You'll recognise this landmark from appearances in The Rock and in Alfred Hitchcock's Vertigo.

Venom: Let There Be Carnage film location: Tobacco Dock, Wapping, London E1
Venom: Let There Be Carnage film location: Freed, Venom lets rip at the 'Day of the Dead'' rave: Tobacco Dock, Wapping, London E1 | Photograph: Wikimedia / el ui

Freed from a human host, Venom proves to be a big hit at a 'Day of the Dead' rave with rapper Little Simz. Those low brick arches of the 'San Francisco' club are Tobacco Dock, a Grade-I-listed warehouse built in 1812 as part of the East End London docks in Wapping, E1. When the docks closed, the place became derelict but has now found a new lease of life as an events and conference space.

Meanwhile Cletus steals a red sports car and sets off to free Shriek.

Venom: Let There Be Carnage film location: 7th Street, Oakland
Venom: Let There Be Carnage film location: Cletus discovers Shriek's whereabouts: 7th Street, Oakland | Photograph: Google Maps

At a 'Mini Mart' store and gas station, Cletus kills the shop assistant and manages to find the whereabouts of Frances/Shriek online.

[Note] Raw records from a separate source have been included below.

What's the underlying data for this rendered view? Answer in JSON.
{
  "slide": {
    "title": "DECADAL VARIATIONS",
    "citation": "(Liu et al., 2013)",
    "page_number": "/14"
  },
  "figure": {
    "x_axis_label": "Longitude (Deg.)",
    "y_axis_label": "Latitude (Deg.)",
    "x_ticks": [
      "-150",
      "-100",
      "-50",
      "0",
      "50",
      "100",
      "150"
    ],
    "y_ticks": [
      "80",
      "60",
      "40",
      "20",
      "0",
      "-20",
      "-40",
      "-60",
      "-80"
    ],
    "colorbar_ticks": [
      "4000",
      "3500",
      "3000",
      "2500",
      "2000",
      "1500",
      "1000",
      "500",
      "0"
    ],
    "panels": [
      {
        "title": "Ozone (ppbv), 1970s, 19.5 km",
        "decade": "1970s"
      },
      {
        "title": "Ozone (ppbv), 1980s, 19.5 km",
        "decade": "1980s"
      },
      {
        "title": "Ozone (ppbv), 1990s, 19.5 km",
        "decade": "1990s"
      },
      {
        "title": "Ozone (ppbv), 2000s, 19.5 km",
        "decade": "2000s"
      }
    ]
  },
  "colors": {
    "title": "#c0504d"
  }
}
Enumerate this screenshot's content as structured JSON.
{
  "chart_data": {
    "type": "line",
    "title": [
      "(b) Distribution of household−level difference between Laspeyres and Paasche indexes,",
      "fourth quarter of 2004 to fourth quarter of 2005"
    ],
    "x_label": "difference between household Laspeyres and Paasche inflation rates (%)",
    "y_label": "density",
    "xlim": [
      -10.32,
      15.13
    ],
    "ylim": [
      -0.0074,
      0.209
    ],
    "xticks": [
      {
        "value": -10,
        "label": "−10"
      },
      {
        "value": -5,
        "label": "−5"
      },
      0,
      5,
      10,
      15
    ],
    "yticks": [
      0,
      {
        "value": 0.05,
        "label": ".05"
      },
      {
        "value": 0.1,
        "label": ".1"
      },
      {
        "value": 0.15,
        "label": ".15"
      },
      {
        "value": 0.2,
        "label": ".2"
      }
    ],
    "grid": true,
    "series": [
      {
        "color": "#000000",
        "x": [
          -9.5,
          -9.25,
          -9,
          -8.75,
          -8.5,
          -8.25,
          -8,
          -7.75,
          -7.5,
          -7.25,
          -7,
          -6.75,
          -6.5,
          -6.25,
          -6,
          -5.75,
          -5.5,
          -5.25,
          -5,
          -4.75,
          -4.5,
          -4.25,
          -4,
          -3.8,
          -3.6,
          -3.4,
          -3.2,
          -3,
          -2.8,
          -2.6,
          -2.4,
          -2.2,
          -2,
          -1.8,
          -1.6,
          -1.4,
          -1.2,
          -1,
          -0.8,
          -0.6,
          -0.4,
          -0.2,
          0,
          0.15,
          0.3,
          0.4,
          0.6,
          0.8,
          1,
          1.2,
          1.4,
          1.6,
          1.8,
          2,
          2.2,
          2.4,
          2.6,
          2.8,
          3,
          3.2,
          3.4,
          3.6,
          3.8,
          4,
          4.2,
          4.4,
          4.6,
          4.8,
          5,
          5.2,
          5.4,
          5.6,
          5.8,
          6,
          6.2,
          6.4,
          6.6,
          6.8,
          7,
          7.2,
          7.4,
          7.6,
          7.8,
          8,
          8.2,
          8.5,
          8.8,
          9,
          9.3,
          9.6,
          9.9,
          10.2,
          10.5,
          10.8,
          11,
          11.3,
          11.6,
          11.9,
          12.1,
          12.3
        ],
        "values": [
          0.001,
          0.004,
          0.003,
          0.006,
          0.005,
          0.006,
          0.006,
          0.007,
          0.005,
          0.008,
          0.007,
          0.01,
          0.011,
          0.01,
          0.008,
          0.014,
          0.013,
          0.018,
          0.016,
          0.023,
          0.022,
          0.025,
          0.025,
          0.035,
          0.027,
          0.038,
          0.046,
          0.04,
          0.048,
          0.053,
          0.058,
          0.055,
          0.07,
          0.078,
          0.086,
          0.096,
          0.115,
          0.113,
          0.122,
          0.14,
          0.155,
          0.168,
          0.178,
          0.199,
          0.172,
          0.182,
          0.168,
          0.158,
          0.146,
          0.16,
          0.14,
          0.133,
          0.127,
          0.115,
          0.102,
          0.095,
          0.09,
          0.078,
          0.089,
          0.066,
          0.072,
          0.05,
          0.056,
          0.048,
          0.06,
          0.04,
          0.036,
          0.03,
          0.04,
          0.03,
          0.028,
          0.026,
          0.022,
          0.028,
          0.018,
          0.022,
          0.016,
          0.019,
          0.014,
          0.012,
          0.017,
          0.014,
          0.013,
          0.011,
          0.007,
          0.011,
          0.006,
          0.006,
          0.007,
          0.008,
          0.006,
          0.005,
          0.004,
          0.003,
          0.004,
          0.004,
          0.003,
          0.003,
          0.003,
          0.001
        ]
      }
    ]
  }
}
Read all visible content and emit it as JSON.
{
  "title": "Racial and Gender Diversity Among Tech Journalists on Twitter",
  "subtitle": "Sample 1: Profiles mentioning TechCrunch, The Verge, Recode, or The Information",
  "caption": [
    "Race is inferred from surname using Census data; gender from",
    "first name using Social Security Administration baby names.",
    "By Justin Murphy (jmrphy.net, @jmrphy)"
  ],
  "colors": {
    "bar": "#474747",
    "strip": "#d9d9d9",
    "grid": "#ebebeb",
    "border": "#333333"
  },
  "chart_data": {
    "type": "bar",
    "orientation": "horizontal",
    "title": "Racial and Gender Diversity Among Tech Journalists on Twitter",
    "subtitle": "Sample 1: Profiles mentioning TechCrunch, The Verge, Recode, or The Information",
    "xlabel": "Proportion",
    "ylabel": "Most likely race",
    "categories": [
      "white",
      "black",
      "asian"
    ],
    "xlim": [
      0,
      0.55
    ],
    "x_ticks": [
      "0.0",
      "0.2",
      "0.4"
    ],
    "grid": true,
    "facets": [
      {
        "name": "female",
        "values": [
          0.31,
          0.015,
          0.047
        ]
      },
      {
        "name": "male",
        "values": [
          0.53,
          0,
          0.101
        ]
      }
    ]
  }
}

The convenience store is Park Gas & Food, 1395 7th Street alongside West Oakland Station in Oakland, across the bay from San Francisco. The elevated railway in the background is the BART (Bay Area Rapid Transit) M-line, a stop away from Embarcadero near the eastern end of the Bay Bridge.

Aided by Carnage, he's now able to break out Shriek and the couple plan to make up for lost time by getting married.

There's a brief glimpse of Anne Weying's (Michelle Williams) apartment at 1151 Montgomery Street as she and her new bf Dan Lewis (Reid Scott) are abducted.

Venom: Let There Be Carnage film location: Coit Tower, Telegraph Hill, San Francisco
Venom: Let There Be Carnage film location: Eddie Brock surveys the city for symbiotes: Coit Tower, Telegraph Hill, San Francisco

What better vantage point is there to look out over the city for a rampaging symbiote but the top of Coit Tower? And that's where Eddie turns up.

The 210-foot Coit Tower, 1 Telegraph Hill Boulevard atop Telegraph Hill, also known as the Lillian Coit Memorial Tower, was built in 1933 using a bequest from Lillie Hitchcock Coit to 'beautify the city'. The legend has it that Ms Coit was somewhat taken with the San Francisco firefighting department and the tower was designed to resemble the nozzle of a fire hose.

Its phallic appearance lead to Alfred Hitchcock mischievously using it in his 1958 masterpiece Vertigo, as the landmark Madeleine (Kim Novak) uses to locate the apartment of Scottie (James Stewart).

It's also where Doctor Dolittle (Eddie Murphy) is called to deal with a suicidal tiger in the 1998 film, and With the help of some elaborate matte painting, the tower's art deco frontage became the entrance to Susan Hayward's mansion in 1957 musical Pal Joey.

There are tours and, don't worry, there is an elevator (though it's occasionally out of use for servicing).

Cheekily, those 'copters which appear to be searching the city for Carnage were actually being used for Matrix Resurrections, which happened to be filming in San Francisco at the same time.

Venom: Let There Be Carnage film location: Grace Cathedral, Taylor Street, San Francisco
Venom: Let There Be Carnage film location: Cletus and Frances plan to marry: Grace Cathedral, Taylor Street, San Francisco

The climactic wedding which turns into the big fight takes place at Grace Cathedral, 1051 Taylor Street. Of course with all that, um, carnage, the cathedral interior was digitally recreated in the studio.

Grace Cathedral is a screen veteran, seen in Alfred Hitchcock's final film Family Plot, as well as Peter Yates' Bullitt and Gus Van Sant's Milk.